When the returns came in for the agriculture commissioner race, two things were clear: the Republican, Steve Troxler, and the Democrat, Britt Cobb, were just 2,287 votes apart, and a voting machine in Carteret County had lost 4,438 votes. The machine had mistakenly been set to keep roughly 3,000 votes in its memory, which was not enough. And in a spectacularly poor design decision, it was programmed to let people keep "voting" even when their votes were not being saved.

There have been many suggestions for what to do next. The State Board of Elections initially wanted to have a revote limited to Carteret County, but a court struck that down. Then it scheduled a new statewide election, but that, too, was held to be improper.

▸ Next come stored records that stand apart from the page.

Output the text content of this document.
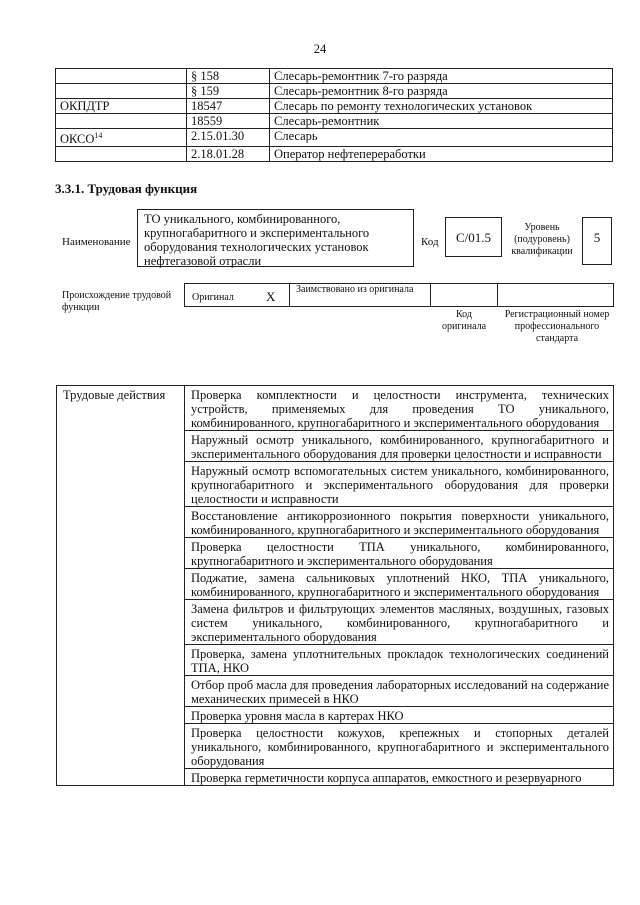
24
	§ 158	Слесарь-ремонтник 7-го разряда
	§ 159	Слесарь-ремонтник 8-го разряда
ОКПДТР	18547	Слесарь по ремонту технологических установок
	18559	Слесарь-ремонтник
ОКСО$^{14}$	2.15.01.30	Слесарь
	2.18.01.28	Оператор нефтепереработки
3.3.1. Трудовая функция
Наименование
ТО уникального, комбинированного, крупногабаритного и экспериментального оборудования технологических установок нефтегазовой отрасли
Код	С/01.5
Уровень (подуровень) квалификации
5
Происхождение трудовой функции
Оригинал Х Заимствовано из оригинала
Код оригинала
Регистрационный номер профессионального стандарта
Трудовые действия	Проверка комплектности и целостности инструмента, технических устройств, применяемых для проведения ТО уникального, комбинированного, крупногабаритного и экспериментального оборудования
Наружный осмотр уникального, комбинированного, крупногабаритного и экспериментального оборудования для проверки целостности и исправности
Наружный осмотр вспомогательных систем уникального, комбинированного, крупногабаритного и экспериментального оборудования для проверки целостности и исправности
Восстановление антикоррозионного покрытия поверхности уникального, комбинированного, крупногабаритного и экспериментального оборудования
Проверка целостности ТПА уникального, комбинированного, крупногабаритного и экспериментального оборудования
Поджатие, замена сальниковых уплотнений НКО, ТПА уникального, комбинированного, крупногабаритного и экспериментального оборудования
Замена фильтров и фильтрующих элементов масляных, воздушных, газовых систем уникального, комбинированного, крупногабаритного и экспериментального оборудования
Проверка, замена уплотнительных прокладок технологических соединений ТПА, НКО
Отбор проб масла для проведения лабораторных исследований на содержание механических примесей в НКО
Проверка уровня масла в картерах НКО
Проверка целостности кожухов, крепежных и стопорных деталей уникального, комбинированного, крупногабаритного и экспериментального оборудования
Проверка герметичности корпуса аппаратов, емкостного и резервуарного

The elections board, which is bitterly divided along partisan lines, has been ordered by a judge to try again to find a way to resolve the election. But no one is predicting it will be easy. "There are conflicting and little-used statutes and constitutional provisions that may not be consistent with each other," says Don Wright, the general counsel of the elections board.

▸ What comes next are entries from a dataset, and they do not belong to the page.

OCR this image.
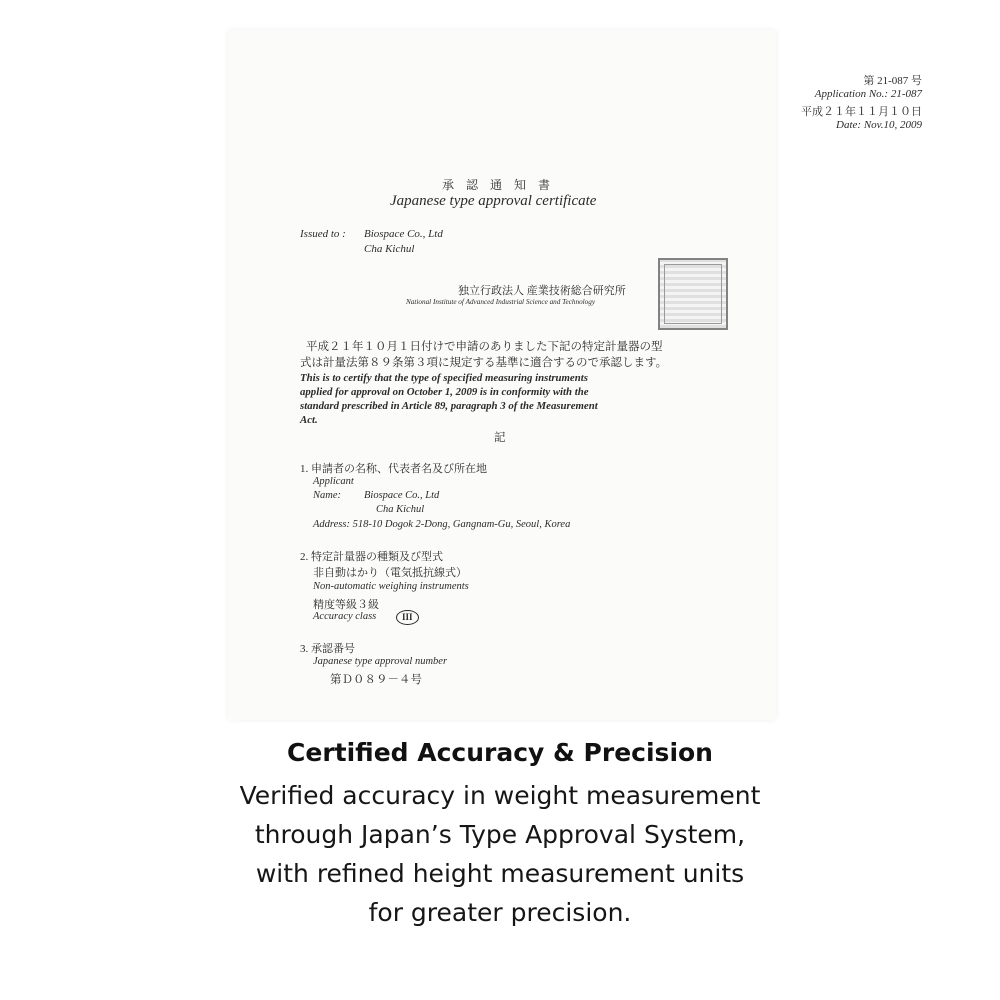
第 21-087 号
Application No.: 21-087
平成２１年１１月１０日
Date: Nov.10, 2009
承　認　通　知　書
Japanese type approval certificate
Issued to : Biospace Co., Ltd
Cha Kichul
独立行政法人 産業技術総合研究所
National Institute of Advanced Industrial Science and Technology
平成２１年１０月１日付けで申請のありました下記の特定計量器の型
式は計量法第８９条第３項に規定する基準に適合するので承認します。
This is to certify that the type of specified measuring instruments
applied for approval on October 1, 2009 is in conformity with the
standard prescribed in Article 89, paragraph 3 of the Measurement
Act.
記
1. 申請者の名称、代表者名及び所在地
Applicant
Name: Biospace Co., Ltd
Cha Kichul
Address: 518-10 Dogok 2-Dong, Gangnam-Gu, Seoul, Korea
2. 特定計量器の種類及び型式
非自動はかり（電気抵抗線式）
Non-automatic weighing instruments
精度等級３級
Accuracy class	III
3. 承認番号
Japanese type approval number
第Ｄ０８９－４号
Certified Accuracy & Precision
Verified accuracy in weight measurement
through Japan’s Type Approval System,
with refined height measurement units
for greater precision.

In the meantime, both sides are promoting methods that appear designed to ensure that their candidate wins. Republicans want to count 1,352 affidavits recently collected by Mr. Troxler from Carteret County voters saying that they voted for him on the faulty machine. They say that if the affidavits were counted, it would be mathematically impossible for Mr. Cobb to win. Democrats say this would violate the principle of a secret ballot and open up the possibility of voter coercion. Some of Mr. Cobb's backers argue that the State Constitution requires that the race be decided by the state legislature, which just happens to be in Democratic hands.

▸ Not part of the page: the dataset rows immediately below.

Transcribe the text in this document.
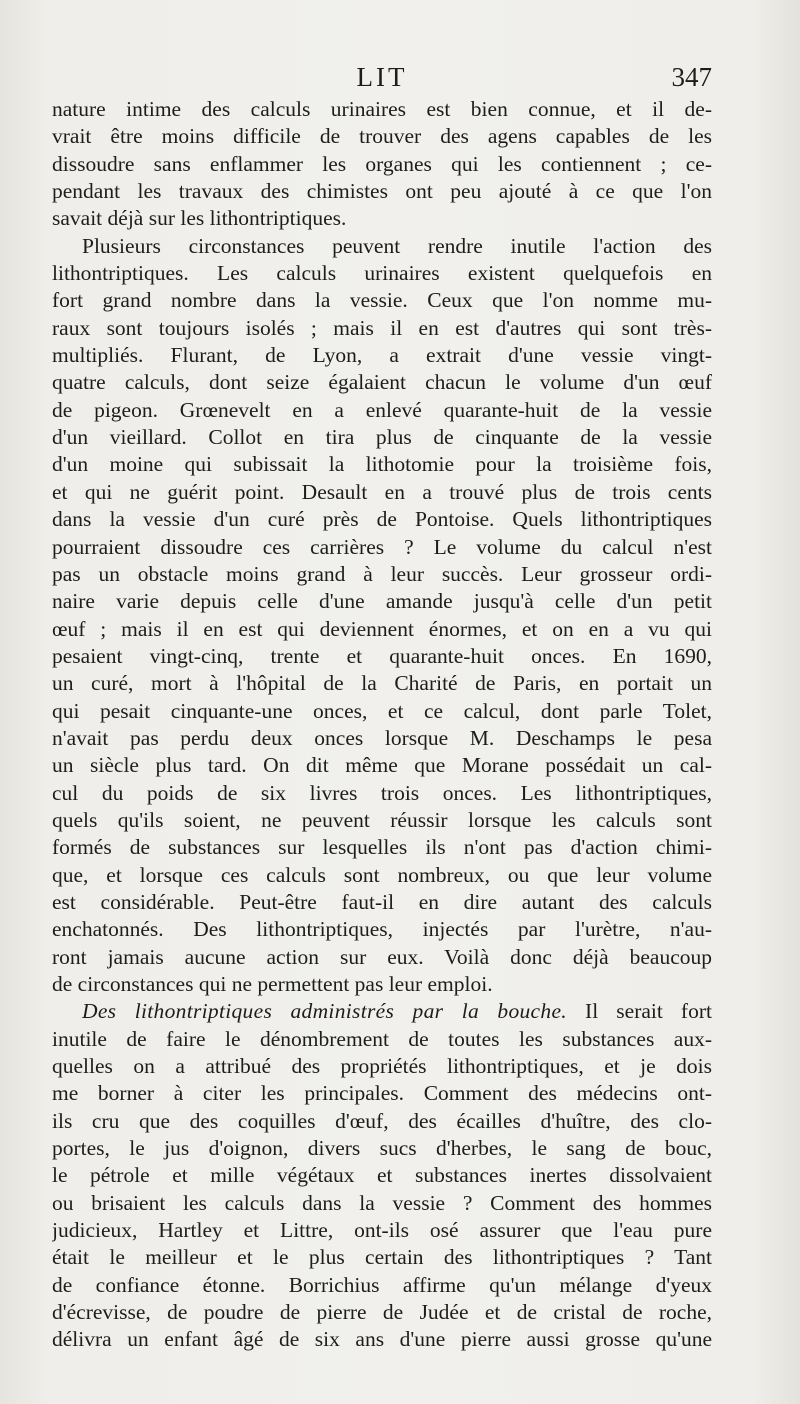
LIT	347
nature intime des calculs urinaires est bien connue, et il de-
vrait être moins difficile de trouver des agens capables de les
dissoudre sans enflammer les organes qui les contiennent ; ce-
pendant les travaux des chimistes ont peu ajouté à ce que l'on
savait déjà sur les lithontriptiques.
Plusieurs circonstances peuvent rendre inutile l'action des
lithontriptiques. Les calculs urinaires existent quelquefois en
fort grand nombre dans la vessie. Ceux que l'on nomme mu-
raux sont toujours isolés ; mais il en est d'autres qui sont très-
multipliés. Flurant, de Lyon, a extrait d'une vessie vingt-
quatre calculs, dont seize égalaient chacun le volume d'un œuf
de pigeon. Grœnevelt en a enlevé quarante-huit de la vessie
d'un vieillard. Collot en tira plus de cinquante de la vessie
d'un moine qui subissait la lithotomie pour la troisième fois,
et qui ne guérit point. Desault en a trouvé plus de trois cents
dans la vessie d'un curé près de Pontoise. Quels lithontriptiques
pourraient dissoudre ces carrières ? Le volume du calcul n'est
pas un obstacle moins grand à leur succès. Leur grosseur ordi-
naire varie depuis celle d'une amande jusqu'à celle d'un petit
œuf ; mais il en est qui deviennent énormes, et on en a vu qui
pesaient vingt-cinq, trente et quarante-huit onces. En 1690,
un curé, mort à l'hôpital de la Charité de Paris, en portait un
qui pesait cinquante-une onces, et ce calcul, dont parle Tolet,
n'avait pas perdu deux onces lorsque M. Deschamps le pesa
un siècle plus tard. On dit même que Morane possédait un cal-
cul du poids de six livres trois onces. Les lithontriptiques,
quels qu'ils soient, ne peuvent réussir lorsque les calculs sont
formés de substances sur lesquelles ils n'ont pas d'action chimi-
que, et lorsque ces calculs sont nombreux, ou que leur volume
est considérable. Peut-être faut-il en dire autant des calculs
enchatonnés. Des lithontriptiques, injectés par l'urètre, n'au-
ront jamais aucune action sur eux. Voilà donc déjà beaucoup
de circonstances qui ne permettent pas leur emploi.
Des lithontriptiques administrés par la bouche. Il serait fort
inutile de faire le dénombrement de toutes les substances aux-
quelles on a attribué des propriétés lithontriptiques, et je dois
me borner à citer les principales. Comment des médecins ont-
ils cru que des coquilles d'œuf, des écailles d'huître, des clo-
portes, le jus d'oignon, divers sucs d'herbes, le sang de bouc,
le pétrole et mille végétaux et substances inertes dissolvaient
ou brisaient les calculs dans la vessie ? Comment des hommes
judicieux, Hartley et Littre, ont-ils osé assurer que l'eau pure
était le meilleur et le plus certain des lithontriptiques ? Tant
de confiance étonne. Borrichius affirme qu'un mélange d'yeux
d'écrevisse, de poudre de pierre de Judée et de cristal de roche,
délivra un enfant âgé de six ans d'une pierre aussi grosse qu'une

North Carolina agriculture commissioner may not be the loftiest of offices. But if the same glitch had occurred in Washington, where Christine Gregoire was just elected governor by 129 votes, it would have destabilized the entire state government. If it had occurred in Florida in 2000, where President Bush's margin was just 537 votes, it would have undermined an entire presidential election.

North Carolina's plight underscores a basic point about elections: because there are often problems, there must be a mechanism for a recount. If the Carteret County voting machine had produced a voter-verified paper record each time a vote was cast, these paper records could have been be counted and the matter would be resolved. But electronic voting machines that do not produce paper records make recounts impossible.

The one positive thing to come out of the agriculture commissioner race fiasco is that it has prompted North Carolina to reconsider its use of paperless electronic voting. As the state ponders the issue, it should look to Ohio. Kenneth Blackwell, the Ohio secretary of state who did so many things wrong as elections supervisor last year, recently did one very important thing right. He directed all of the state's counties to adopt paper-based optical-scan voting systems. If Carteret County had voted on machines that produced a paper record, North Carolina would not have the constitutional crisis it has now - it would have an agriculture commissioner.